After the trial testimony concluded, the Division informed the court in April 2007 that it had just discovered the foster father had been arrested in November 2006 and charged with the fourth-degree crime of resisting arrest, contrary to 2C:29-2a(1); the disorderly persons offense of impersonating a police officer, contrary to 2C:28-8; and the petty disorderly persons offense of improper behavior, contrary to 2C:33-2a(1). After an argument with his wife, he had left the home for three days, sleeping in his car and drinking alcohol. A bar refused to serve him in such an intoxicated state which led to his confrontation with the police. He had been accepted into a Pre-trial Intervention Program and completed alcohol counseling. The Division retained a new expert who opined that the foster father did not pose a risk to any children in his care.

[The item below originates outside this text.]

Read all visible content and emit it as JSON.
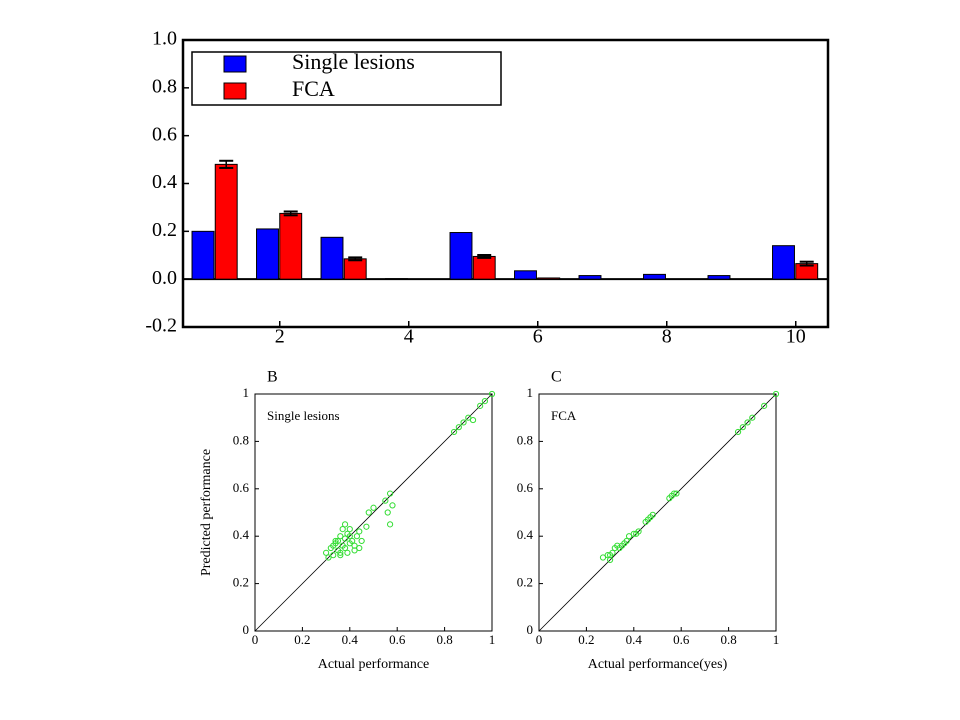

After a four day trial at which E.R.D. chose not to testify, Judge Spatola found that the Division established by clear and convincing evidence that termination was warranted. In so concluding, the judge also found that severing the bond between the child and her foster parents in these circumstances would cause profound harm to B.S.D. See In re Guardianship of J.C., 129 N.J. 1, 18 (1992); New Jersey Division of Youth and Family Services v. B.G.S., 291 N.J. Super. 582, 592 (App. Div. 1996). The judge also found that E.R.D. would be unable to assist his daughter in healing from the trauma of separation from her foster parents. The judge relied on the testimony of Division caseworker Valerie Talmadge and Dr. Leslie Williams, as well as the Division's extensive records and other reports in reaching her conclusions.
After hearing the testimony, the trial court rendered a decision on the record in which it reviewed the case history and analyzed the four factors for termination of parental rights articulated in New Jersey Division of Youth and Family Services v. A.W., 103 N.J. 591, 612 (1986) and codified in N.J.S.A. 30:4C-15.1. The court concluded that the Division clearly and convincingly demonstrated all four factors and E.R.D.'s parental rights were terminated, allowing the foster parents to adopt the child. The trial court's findings and conclusions are amply supported by the record.